Читать книгу Beyond Audit - Robert L. Mainardi - Страница 25

The first step in effectively market anything is to ensure you can define what it is you are trying to market. It is not possible to sell (market) a process to a business partner unless you can explain what it is that you are trying to get someone to accept. And if this process does not have a corresponding value to your partners, they will not want anything to do with it. Without any solid, detailed explanation, any potential business partner will not be interested in what you are selling. Got it? For auditors to be able to market their process, it has to be clearly defined.

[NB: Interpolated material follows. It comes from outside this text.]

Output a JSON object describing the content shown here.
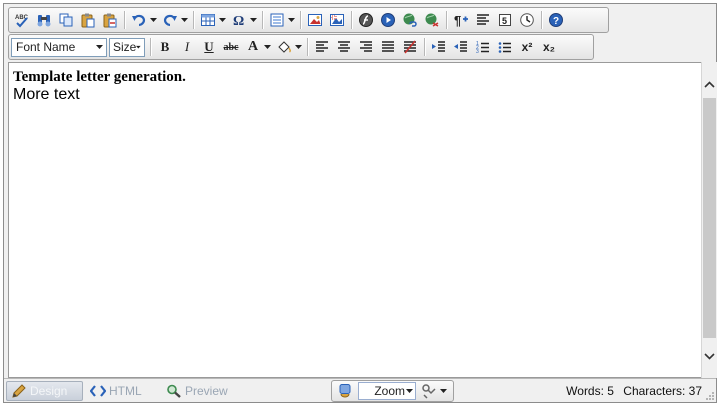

What is the definition of internal audit? Well, there are two ways to define audit, and we are going to review both of them to ensure you have the correct perspective when speaking about the audit department. First, internal audit can be defined from the “book” perspective. Internal audit is an independent, objective process that can provide consulting services and process validation reviews focused on improving business operations and adding value. The focus for the audit department is to assist the organization's business units to achieve their objectives in the most efficient and effective manner with the least amount of rework. Internal audit is designed to partner with business unit personnel to facilitate a formal review process methodology to identify, examine, and evaluate the business objectives and corresponding risks, controls, and oversight within each operation. Now, that is what I call a comprehensive definition of internal audit! I know every person who sees this definition will want to immediately incorporate it into all of their internal audit marketing materials. The facts are stated and there is a clear definition and distinction of what audit is doing on a day-to-day basis to make every business process a world-class operation (and the envy of all their peers). If it was not clear enough in those last couple of sentences, that was sarcasm. Does the previous explanation define what internal audit represents? Yes, but unfortunately with these “book”-type definitions, it might only be clear to someone who has a baseline understanding of internal audit. For business personnel, while the explanation sounds official and uses the standard business terminology, it still might not convey the true objective of internal audit and how it affects the business units within the company.

While I believe the previous paragraph clearly depicts and explains internal audit's primary objective, it does not consider what I call the terminology gap when discussing key components of the internal audit function. As auditors, we can sit around a table and discuss risk and controls for hours and completely understand what each of us is talking about. However, the business owners and their teams are not familiar with these terms as it applies specifically to their own processes. This gap in an equal understanding of the internal audit foundational concepts creates a basic misperception when business teams are trying to understand what internal audit is going to be examining in the day-to-day operations of the business unit. Internal audit must ensure all of the auditors on the team can effectively articulate the internal audit objective and the associated terms like risk, control, and oversight. While the Beyond Audit Objective, Risk, and Control methodology will be discussed in detail in Chapter 5, it is important to spend a moment discussing it here. As a member of the audit team, being able to understand and explain these three terms is crucial to communicating the internal audit objective as well as building a strong, honest, and upfront foundation for the relationship with the business client.